Even before the cadet officers go into training, the ONT gets involved in their selection through proxies. Of the 183 cadet graduates, those who are Fulani are going to hold the top offices among their peers. With few exceptions;. To enjoy that privilege, they would have to sell their souls to the ONT. The Igbo and Yoruba cadet graduates are more likely to progress in rank and recognition faster than those from elsewhere in the country. Yes, ethnicity is a reliable instrument of the ONT.
Besides, those officers who have parents that are members of the ONT will enjoy the “Nuhu Ribadu effect.” That is, becoming an idol for little work done and transient results. Meanwhile, corruption is getting worse. Is it difficult to see why?
The instrument of “godfatherism” will also take its toll on the integrity of the cadet graduates. Besides ethnicity and privileged birth, having a godfather (patron) within the ONT is an invaluable asset to one’s career. The surest way to securing the protection and support of a godfather is to be a “good boy”. But the good boys are usually information leakers, spies and institutional saboteurs working assiduously in the interest of his godfather. The good boys’ reward for corrupting his organisation is often more than just promotion and lucrative postings.
Then there would be the cadet graduates that have a natural affinity for corrupt practices, nevertheless. As corrupt officers/officials often plead “No your way no be curse” or “I did not join the service suffer” is an ever-present reality of Nigerian public service.

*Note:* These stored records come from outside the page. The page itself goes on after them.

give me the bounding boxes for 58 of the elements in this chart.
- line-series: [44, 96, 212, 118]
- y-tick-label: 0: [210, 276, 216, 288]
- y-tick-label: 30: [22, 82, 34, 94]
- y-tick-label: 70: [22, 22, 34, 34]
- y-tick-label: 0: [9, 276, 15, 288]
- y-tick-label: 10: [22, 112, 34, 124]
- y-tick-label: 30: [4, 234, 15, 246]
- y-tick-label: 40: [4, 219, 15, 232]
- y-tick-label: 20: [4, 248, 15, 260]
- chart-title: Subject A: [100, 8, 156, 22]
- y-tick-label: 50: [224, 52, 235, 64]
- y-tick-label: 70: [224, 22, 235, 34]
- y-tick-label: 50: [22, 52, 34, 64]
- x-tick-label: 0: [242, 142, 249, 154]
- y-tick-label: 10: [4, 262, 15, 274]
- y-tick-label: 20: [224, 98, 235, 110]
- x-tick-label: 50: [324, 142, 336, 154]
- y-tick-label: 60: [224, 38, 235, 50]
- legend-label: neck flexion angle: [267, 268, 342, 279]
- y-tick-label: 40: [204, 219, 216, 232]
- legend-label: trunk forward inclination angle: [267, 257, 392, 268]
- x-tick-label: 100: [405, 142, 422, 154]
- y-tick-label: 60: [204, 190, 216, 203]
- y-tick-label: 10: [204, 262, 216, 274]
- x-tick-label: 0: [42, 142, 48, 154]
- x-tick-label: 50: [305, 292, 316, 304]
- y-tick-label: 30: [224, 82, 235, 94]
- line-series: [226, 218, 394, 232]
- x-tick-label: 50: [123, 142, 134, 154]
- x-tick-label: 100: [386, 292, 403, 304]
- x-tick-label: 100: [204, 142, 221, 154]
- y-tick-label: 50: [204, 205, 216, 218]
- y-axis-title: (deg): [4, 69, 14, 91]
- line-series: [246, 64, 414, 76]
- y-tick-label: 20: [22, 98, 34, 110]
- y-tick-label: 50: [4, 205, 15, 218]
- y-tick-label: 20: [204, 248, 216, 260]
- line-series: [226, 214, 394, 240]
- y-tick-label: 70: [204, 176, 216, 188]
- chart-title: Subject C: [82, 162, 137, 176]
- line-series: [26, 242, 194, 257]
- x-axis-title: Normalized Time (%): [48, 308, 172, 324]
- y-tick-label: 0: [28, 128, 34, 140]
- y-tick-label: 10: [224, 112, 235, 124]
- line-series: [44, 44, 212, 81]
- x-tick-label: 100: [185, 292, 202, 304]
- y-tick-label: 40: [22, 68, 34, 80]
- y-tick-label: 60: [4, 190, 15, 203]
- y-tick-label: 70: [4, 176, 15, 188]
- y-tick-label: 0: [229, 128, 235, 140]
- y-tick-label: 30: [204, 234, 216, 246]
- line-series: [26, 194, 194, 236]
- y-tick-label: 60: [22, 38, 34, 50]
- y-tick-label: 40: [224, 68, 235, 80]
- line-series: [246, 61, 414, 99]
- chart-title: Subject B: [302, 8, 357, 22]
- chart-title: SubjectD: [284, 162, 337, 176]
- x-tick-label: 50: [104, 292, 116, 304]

The job the graduates will do is chasing minor criminals, and minority ethnics since those are under-represented in the ONT, and majority ethnics are “Too Big To Prosecute” since that is a defining characteristic of being an ‘Owner of Nigeria’.
Better to be trained to fight corruption than doing the job untrained even if one ends up not providing the service to the nation in a contrary manner.